Whose Fault was It?
October 8, 2008
Alvaro Vargas LlosaWASHINGTON—As was the case with the 1929 crash that ushered in the Great Depression, the current financial meltdown is giving rise to myths that will influence public policy for decades to come. It is imperative that those myths be debunked before the next U.S. administration starts to make important decisions, followed by many other countries. By far the most dangerous myth is that deregulation is the root cause of the problem.
Yes, Wall Street firms were greedy, irresponsible and, in many cases, downright stupid. But those are fairly constant features in any society and there is no reason to believe that investment bankers were any more greedy, irresponsible and stupid in 2007 and 2008 than, say, five or 10 years earlier.
As many authoritative economists are desperately trying to explain amid all the confusion, the culprit was a system geared toward loaning money to people who were not in a position to pay it back. Two policies underpinned that system: easy money by the Federal Reserve and the government-induced lowering of standards for approving loan requests.
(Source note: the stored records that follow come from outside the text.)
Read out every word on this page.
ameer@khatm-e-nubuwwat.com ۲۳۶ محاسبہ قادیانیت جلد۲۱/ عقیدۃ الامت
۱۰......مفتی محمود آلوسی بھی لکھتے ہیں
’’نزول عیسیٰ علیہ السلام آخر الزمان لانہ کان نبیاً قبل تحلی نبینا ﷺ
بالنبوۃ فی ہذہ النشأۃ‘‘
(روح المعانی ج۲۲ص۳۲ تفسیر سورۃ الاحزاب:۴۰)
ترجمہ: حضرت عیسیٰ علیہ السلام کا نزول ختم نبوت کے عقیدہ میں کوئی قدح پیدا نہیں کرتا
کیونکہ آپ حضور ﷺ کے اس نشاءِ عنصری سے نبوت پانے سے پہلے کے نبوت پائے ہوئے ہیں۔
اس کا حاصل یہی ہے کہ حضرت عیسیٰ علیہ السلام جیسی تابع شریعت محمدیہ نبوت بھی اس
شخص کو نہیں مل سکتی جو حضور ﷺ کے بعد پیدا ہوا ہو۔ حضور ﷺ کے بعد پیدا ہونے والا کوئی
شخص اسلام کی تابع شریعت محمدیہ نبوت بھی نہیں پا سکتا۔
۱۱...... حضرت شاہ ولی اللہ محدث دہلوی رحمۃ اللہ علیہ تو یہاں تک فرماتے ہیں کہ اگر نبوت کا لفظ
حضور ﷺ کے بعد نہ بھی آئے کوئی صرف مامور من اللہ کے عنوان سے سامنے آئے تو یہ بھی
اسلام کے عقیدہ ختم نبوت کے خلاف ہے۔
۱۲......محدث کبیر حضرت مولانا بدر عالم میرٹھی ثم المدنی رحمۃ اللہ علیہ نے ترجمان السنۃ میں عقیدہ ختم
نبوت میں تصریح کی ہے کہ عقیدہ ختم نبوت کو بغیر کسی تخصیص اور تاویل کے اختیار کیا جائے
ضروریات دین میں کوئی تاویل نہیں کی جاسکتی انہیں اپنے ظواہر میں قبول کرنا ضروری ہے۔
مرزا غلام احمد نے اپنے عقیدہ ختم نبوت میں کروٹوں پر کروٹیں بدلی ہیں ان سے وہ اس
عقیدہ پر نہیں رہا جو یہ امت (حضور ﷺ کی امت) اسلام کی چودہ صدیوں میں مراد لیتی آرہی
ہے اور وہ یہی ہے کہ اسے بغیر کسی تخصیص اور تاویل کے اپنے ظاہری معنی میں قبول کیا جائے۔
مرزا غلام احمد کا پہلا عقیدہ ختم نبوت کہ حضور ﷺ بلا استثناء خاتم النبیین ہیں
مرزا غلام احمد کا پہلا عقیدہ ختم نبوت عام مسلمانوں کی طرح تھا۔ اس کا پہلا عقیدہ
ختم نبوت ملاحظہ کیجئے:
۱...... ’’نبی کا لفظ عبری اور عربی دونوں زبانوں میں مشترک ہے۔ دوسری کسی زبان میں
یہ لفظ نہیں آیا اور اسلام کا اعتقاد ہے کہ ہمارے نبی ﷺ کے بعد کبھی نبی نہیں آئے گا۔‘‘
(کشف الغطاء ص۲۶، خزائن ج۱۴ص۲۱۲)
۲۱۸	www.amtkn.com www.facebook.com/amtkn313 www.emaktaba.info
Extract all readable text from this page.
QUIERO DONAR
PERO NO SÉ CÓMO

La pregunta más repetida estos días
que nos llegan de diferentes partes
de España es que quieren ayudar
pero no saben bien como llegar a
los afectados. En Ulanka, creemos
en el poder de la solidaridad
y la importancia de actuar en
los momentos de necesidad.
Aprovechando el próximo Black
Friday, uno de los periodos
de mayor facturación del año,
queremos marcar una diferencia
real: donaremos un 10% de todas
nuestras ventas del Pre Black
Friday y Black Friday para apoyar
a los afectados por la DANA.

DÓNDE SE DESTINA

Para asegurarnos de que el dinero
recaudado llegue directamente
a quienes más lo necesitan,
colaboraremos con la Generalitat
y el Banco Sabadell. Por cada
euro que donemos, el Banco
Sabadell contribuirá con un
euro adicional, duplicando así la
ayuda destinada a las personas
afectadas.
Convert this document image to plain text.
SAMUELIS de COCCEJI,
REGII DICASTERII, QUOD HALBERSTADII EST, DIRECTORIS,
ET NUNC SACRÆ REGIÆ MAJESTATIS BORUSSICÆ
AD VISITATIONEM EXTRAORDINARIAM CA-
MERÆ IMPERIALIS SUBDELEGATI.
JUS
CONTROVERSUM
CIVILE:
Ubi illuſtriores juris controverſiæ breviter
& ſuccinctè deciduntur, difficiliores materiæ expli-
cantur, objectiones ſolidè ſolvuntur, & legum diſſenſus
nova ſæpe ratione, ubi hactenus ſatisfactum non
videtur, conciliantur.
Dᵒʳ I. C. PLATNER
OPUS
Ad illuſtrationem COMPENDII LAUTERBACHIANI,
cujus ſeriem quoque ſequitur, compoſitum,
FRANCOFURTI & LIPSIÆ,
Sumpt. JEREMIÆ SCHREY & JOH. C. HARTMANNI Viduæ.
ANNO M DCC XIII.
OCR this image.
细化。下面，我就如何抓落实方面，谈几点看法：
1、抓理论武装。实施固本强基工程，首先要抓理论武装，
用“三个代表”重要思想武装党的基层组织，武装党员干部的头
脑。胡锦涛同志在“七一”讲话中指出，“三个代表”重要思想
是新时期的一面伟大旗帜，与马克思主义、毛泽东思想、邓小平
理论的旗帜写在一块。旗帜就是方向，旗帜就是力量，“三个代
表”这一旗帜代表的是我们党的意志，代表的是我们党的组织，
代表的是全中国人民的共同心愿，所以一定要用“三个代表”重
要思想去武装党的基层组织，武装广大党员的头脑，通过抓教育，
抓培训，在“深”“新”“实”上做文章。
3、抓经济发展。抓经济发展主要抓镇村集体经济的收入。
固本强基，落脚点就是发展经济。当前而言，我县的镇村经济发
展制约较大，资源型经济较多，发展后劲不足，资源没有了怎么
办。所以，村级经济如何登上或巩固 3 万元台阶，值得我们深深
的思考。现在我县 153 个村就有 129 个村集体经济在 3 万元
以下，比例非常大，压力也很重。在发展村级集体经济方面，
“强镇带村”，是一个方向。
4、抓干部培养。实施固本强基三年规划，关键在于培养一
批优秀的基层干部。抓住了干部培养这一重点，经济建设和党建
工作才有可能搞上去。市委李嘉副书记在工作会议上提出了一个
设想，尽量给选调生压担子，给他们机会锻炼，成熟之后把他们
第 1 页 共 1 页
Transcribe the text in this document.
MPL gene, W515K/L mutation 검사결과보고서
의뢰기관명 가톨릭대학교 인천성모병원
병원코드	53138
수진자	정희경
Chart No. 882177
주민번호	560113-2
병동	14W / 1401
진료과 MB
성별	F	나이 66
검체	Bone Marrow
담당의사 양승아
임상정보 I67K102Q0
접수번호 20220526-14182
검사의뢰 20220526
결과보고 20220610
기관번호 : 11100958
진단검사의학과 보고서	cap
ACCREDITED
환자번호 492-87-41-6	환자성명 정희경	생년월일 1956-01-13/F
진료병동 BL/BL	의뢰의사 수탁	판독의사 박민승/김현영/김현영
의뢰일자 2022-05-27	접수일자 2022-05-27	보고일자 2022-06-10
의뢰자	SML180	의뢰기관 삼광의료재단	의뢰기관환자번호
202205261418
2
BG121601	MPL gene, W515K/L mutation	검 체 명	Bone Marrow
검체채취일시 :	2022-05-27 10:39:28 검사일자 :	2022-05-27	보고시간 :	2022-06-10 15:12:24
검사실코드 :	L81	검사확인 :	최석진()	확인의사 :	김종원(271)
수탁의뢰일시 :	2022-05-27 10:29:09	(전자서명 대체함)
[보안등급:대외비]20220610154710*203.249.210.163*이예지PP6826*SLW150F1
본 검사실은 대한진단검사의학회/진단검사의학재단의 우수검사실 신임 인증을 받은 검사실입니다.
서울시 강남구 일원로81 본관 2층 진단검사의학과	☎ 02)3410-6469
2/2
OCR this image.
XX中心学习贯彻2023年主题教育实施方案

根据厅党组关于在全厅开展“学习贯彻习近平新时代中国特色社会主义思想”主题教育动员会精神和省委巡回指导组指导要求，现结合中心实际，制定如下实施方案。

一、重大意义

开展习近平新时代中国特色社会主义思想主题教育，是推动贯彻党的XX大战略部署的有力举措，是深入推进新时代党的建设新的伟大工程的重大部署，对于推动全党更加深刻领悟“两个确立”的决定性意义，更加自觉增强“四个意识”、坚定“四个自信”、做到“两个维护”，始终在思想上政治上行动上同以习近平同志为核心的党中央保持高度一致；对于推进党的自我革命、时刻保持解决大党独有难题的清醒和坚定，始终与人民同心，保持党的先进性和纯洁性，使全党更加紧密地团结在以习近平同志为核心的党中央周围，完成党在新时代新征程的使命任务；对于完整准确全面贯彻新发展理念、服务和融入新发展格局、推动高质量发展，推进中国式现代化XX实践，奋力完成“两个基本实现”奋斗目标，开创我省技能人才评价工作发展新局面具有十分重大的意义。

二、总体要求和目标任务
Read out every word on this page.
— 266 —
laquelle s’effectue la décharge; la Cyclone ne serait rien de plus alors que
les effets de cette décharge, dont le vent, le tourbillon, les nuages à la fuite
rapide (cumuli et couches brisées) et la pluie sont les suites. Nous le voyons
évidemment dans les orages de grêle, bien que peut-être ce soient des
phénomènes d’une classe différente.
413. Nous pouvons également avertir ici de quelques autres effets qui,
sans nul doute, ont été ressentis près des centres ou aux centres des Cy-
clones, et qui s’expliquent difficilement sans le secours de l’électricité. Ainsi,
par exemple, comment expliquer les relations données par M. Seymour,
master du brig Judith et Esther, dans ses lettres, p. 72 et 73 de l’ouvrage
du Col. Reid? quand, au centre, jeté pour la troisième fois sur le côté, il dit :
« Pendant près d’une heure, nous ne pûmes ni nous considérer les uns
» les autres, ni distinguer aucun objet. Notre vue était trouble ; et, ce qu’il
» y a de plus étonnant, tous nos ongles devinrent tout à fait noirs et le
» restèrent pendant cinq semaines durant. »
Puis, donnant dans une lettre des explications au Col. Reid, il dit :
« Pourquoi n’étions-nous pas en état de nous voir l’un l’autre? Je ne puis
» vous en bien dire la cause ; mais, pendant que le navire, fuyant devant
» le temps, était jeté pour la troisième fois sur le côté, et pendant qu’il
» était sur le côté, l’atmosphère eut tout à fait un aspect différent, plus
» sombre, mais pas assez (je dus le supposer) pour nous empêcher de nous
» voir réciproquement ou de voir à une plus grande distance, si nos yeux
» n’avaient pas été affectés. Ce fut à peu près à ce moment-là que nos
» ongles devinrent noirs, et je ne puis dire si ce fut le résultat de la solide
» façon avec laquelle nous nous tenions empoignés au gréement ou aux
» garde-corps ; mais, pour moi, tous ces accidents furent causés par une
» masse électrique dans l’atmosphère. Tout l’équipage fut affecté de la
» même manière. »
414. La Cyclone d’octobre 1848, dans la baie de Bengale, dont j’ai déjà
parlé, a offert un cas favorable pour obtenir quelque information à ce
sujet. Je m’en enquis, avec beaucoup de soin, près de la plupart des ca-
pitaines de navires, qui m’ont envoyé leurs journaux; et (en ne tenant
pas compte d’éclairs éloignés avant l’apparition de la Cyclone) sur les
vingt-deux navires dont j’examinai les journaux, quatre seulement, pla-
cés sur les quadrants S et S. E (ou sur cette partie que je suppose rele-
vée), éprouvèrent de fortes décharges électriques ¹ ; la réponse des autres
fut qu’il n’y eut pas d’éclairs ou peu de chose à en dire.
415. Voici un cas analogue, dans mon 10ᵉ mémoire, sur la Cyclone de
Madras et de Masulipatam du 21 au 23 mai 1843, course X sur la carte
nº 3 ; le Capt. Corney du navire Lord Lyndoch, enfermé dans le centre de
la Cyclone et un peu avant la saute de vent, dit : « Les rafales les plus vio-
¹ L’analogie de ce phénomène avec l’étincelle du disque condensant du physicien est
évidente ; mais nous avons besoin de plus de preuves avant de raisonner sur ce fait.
Lorenzo Bernaldo de Quiros, a leading European economist, is adamant that the crisis could have been avoided but for “the lax monetary strategy put in place by the Federal Reserve between 2001 and 2004. ... That is what caused the exuberant and unreal rise in the value of stock market and real assets, the excessive leverage on the part of families and companies, and the inevitable collapse of the house of cards once inflationary pressures forced the central bank to tighten its policy.”
The Fed’s policy would explain why asset values rose unrealistically, but not necessarily why they did so predominantly in the housing market. And here is where the second set of policies underpinning the system comes into play.
In a recent paper for the Independent Institute, University of Texas professor Stan Liebowitz argues that “in an attempt to increase homeownership...virtually every branch of the government undertook an attack on underwriting standards starting in the early 1990s.”
The government-promoted increase in homeownership dramatically increased the price of housing. As many as one in four buyers purchased property with purely speculative intentions. When prices stopped rising, the speculators tried to get out of the market. The rest is history.